To build up their background knowledge and their understanding of their world, children need to know more than just the names of concrete objects. They also need to know the names for abstract concepts and feelings and ideas. Since children can’t physically interact with these concepts, activities that prompt conversations can be one way to help children understand the meanings of these words.
My first inspiration for this activity was Anna’s Flannel Friday post at Future Librarian Superhero, “Five Inna Bed.” I usually use clip art images of toys or teddy bears for this song, and was completely taken by her use of faces and how such a simple switch boosted the opportunities for conversation and vocabulary development.
Then, when I went looking, I found several other Flannel Friday posts with versions of the same faces-and-feelings idea!
Mary at Miss Mary Liberry doesn’t sing the song, just has children guess which emotion the face is showing. She adds in print awareness by showing word labels after the kids guess the emotion.
Nicole at Narrating Tales of Preschool Storytime made “feelings faces” to go along with a Jim Gill song, “Your Face Will Surely Show It,” to help the children anticipate which verse will come next.
And Katie at Story Time Secrets adapted a Preschool Express version of “B-I-N-G-O” to sing about feelings, and she uses clip art faces too.

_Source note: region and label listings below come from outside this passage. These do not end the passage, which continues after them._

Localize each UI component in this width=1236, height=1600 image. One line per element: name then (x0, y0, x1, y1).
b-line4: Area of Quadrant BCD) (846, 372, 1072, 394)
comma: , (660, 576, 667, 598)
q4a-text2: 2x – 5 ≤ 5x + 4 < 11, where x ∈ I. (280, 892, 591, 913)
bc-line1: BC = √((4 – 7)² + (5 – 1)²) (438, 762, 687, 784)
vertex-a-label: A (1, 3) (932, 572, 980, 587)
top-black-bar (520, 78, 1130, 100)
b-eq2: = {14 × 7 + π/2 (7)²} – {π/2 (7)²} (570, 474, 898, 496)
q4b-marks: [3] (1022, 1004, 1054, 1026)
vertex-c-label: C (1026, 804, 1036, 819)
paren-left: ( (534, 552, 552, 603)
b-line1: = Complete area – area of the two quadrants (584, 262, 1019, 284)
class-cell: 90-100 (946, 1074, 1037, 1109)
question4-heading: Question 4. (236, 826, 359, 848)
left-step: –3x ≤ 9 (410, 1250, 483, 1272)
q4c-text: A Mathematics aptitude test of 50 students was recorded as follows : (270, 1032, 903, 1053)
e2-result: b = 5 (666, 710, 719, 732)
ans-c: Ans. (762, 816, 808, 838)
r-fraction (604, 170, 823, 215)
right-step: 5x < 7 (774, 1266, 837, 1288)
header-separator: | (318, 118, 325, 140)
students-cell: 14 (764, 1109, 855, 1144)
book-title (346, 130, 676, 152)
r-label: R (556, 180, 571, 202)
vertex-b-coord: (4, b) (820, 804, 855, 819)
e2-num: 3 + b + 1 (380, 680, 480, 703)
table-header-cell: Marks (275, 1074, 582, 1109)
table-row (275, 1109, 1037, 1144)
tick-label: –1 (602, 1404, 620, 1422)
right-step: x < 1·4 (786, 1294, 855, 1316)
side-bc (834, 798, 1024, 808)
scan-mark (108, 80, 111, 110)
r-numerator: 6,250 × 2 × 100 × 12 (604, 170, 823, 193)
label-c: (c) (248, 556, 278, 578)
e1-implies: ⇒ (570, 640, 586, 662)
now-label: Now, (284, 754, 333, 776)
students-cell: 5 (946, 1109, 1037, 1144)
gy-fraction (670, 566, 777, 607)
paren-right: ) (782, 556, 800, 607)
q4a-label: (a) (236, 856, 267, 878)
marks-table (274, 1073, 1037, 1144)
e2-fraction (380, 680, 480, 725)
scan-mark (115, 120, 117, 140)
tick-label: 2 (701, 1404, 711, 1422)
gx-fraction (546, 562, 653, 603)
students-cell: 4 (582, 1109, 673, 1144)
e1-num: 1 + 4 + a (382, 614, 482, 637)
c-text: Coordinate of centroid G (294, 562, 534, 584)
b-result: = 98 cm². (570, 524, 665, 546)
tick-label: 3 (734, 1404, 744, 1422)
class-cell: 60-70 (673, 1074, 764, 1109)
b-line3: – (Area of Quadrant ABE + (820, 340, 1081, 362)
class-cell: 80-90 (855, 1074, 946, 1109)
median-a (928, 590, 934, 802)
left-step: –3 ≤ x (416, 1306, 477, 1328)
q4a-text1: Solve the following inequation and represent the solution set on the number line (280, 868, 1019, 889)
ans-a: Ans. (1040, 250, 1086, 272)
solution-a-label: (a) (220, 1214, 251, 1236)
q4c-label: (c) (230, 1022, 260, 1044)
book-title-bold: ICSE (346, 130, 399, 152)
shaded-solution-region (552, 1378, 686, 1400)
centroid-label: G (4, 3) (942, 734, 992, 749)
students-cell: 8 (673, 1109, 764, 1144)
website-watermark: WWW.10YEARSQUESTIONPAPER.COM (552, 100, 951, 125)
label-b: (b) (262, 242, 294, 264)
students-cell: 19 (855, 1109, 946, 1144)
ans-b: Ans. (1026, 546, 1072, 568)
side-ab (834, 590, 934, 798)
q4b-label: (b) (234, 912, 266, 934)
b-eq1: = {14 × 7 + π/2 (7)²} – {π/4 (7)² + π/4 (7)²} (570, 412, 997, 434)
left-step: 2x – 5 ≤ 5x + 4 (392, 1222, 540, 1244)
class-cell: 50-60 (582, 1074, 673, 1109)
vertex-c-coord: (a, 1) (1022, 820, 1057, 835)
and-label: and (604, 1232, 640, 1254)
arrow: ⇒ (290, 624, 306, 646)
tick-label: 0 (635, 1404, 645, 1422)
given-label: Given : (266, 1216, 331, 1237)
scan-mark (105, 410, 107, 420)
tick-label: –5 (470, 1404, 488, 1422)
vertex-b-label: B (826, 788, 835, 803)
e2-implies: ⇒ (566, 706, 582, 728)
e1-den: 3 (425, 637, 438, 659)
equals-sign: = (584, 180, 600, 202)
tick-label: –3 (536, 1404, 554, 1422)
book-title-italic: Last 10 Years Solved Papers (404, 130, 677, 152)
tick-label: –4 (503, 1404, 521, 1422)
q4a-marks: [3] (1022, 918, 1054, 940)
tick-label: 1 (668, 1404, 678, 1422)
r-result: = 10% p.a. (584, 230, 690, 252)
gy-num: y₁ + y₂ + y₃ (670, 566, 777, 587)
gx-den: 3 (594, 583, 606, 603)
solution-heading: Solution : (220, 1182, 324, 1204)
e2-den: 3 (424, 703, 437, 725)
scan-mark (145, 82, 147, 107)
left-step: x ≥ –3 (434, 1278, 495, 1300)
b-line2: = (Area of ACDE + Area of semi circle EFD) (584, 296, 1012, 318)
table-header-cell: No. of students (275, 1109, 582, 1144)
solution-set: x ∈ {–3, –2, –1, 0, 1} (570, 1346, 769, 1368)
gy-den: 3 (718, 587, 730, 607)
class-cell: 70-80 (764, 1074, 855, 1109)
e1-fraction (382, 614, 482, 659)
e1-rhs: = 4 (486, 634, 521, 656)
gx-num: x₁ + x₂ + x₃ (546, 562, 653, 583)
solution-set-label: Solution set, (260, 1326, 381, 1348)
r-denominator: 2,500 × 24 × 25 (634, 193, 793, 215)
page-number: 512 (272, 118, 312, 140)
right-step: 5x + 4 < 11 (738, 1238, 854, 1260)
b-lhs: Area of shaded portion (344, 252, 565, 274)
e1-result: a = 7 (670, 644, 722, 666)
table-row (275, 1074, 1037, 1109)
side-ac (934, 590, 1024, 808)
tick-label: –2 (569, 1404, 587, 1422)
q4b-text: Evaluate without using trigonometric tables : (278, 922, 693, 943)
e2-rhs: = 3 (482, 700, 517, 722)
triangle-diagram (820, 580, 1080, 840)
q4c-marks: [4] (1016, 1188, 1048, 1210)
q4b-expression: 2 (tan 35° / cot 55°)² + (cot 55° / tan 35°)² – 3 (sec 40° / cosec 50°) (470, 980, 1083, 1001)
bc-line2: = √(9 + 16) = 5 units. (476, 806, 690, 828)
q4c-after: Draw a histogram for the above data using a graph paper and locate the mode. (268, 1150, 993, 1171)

So choose one of these ideas, or make up your own activity to introduce some good emotions vocabulary. I made my own faces to share with you! For the Five In the Bed/Roll Over version, you can print the yellow, blue, purple, green, and red “emotions” faces and the matching “sleeping” faces. You can laminate them separately with Velcro on the backs, or if you have a magnet board you can glue the matching colors back-to-back with a magnet inside. Or you can use these faces as templates to make them out of felt–if you plan on making the faces with a Sharpie, you might want to make two layers so the sides don’t bleed through to each other. If you’d like to use the Jim Gill song, you’ll also print out the light blue “cold” face.
Then, after you share your activity with the children, say something like this to the adults:
“Parents, when you talk about feelings with your children, they begin to learn the words for ideas that they can’t touch or see. This helps them become good readers because they will need to be able to understand abstract ideas when they are reading.”